Ms. Stewart served as a member of the Long-Term Care Task Force on Resident Care and Safety, which was appointed in November 2011 and made a series of recommendations to address safety and neglect in long-term care homes in May 2012.
"An enduring commitment to improve resident safety and quality of care through new staff training and development is of paramount importance, and will help address some of the challenges identified by residents, families, and staff," said Stewart.
Ms. Stewart has been a tireless advocate for staff and residents and families in the nursing home sector. As head of SEIU, she is the voice for more than 22,000 frontline workers in Ontario's long-term care homes. SEIU represents the Personal Support Workers and Registered Practical Nurses who provide hands-on care for sick and elderly people—the front-line workers who are the heart of Ontario's healthcare system.
"Convalescent beds in long-term care homes also have a role to play in providing relief for family caregivers and supporting seniors in transition," said Stewart, adding there is unmet demand for interim care in rural and underserved communities like Thunder Bay.
Short-stay beds in long-term care homes provide the ability to provide interim care for frail seniors living at home who experience a temporary change in their situation – either in their medical condition or with a family member who cannot cope with their care needs. These frail seniors are moved to the short-stay beds in long-term care homes on a temporary basis, and return to their homes once their condition is less acute or the family is ready and able to care for them again.
"Short-stay beds can help provide support and relief at critical moments for family caregivers," said Stewart.
As well, the Minister's intent to make direct investments in supplies and specialized equipment like new lifts to provide safer and higher quality care for residents with complex conditions is also timely.

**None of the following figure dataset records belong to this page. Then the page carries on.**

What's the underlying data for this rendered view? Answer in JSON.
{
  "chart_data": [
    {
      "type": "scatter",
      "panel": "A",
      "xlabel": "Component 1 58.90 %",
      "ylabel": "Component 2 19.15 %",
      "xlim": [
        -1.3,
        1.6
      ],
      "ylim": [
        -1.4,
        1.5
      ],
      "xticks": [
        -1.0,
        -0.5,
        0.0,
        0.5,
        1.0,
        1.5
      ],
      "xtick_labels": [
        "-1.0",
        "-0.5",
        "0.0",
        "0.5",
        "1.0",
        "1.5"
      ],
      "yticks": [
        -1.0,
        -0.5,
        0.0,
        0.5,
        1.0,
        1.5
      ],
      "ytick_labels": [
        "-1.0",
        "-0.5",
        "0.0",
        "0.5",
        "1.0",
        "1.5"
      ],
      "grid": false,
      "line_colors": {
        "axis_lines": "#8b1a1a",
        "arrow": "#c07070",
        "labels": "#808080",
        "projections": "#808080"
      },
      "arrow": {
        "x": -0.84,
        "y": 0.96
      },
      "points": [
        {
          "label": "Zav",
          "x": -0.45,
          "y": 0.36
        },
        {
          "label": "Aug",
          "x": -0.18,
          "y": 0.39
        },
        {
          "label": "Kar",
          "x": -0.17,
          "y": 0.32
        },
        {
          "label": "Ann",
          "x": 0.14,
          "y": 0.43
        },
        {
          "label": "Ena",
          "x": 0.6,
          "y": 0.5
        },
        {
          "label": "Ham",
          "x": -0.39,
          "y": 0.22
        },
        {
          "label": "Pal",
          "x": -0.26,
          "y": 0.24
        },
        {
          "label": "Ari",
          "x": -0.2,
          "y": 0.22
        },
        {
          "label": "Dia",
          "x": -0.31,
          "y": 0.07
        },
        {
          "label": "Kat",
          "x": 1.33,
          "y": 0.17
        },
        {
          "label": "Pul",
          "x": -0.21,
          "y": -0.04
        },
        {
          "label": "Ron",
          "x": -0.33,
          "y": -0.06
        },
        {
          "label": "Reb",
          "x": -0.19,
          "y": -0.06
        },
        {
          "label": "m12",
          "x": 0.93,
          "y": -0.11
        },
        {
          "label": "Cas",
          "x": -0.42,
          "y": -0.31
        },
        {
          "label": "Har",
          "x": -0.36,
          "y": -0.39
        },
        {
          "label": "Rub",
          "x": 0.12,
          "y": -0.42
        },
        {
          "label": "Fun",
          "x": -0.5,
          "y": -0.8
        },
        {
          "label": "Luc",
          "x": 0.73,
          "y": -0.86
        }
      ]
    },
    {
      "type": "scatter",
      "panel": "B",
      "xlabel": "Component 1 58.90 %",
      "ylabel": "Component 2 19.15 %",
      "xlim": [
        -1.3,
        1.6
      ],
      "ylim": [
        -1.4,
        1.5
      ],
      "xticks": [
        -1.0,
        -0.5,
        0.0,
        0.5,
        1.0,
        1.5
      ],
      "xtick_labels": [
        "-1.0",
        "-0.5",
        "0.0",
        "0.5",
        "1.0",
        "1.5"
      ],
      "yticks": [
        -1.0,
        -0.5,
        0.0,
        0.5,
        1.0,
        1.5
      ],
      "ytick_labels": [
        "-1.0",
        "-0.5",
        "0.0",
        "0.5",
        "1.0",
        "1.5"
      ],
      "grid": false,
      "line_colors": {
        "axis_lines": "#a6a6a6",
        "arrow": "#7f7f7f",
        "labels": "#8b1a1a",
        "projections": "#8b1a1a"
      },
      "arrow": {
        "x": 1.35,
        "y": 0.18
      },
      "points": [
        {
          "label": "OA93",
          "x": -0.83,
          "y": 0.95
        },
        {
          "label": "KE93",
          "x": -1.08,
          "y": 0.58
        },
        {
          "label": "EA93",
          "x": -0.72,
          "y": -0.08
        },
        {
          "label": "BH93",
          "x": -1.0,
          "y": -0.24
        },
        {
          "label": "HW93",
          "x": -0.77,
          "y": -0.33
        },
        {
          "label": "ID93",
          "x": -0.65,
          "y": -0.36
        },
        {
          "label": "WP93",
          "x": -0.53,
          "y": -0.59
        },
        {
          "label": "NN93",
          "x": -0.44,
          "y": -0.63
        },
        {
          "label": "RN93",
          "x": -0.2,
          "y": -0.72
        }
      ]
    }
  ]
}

"This speaks to an increasingly important theme that is emerging as policymakers look more closely at how we care for an aging population," said Stewart. "And that is government has a role to play not just in flowing funding and measuring outcomes, but also in making direct strategic interventions and taking practical, common-sense steps to improve consistency, quality, access, and sustainability in the delivery of healthcare."
Stewart added that SEIU looks forward to working with the Ministry of Health and Long-Term Care and other stakeholders on the implementation of the initiatives announced by the Minister today.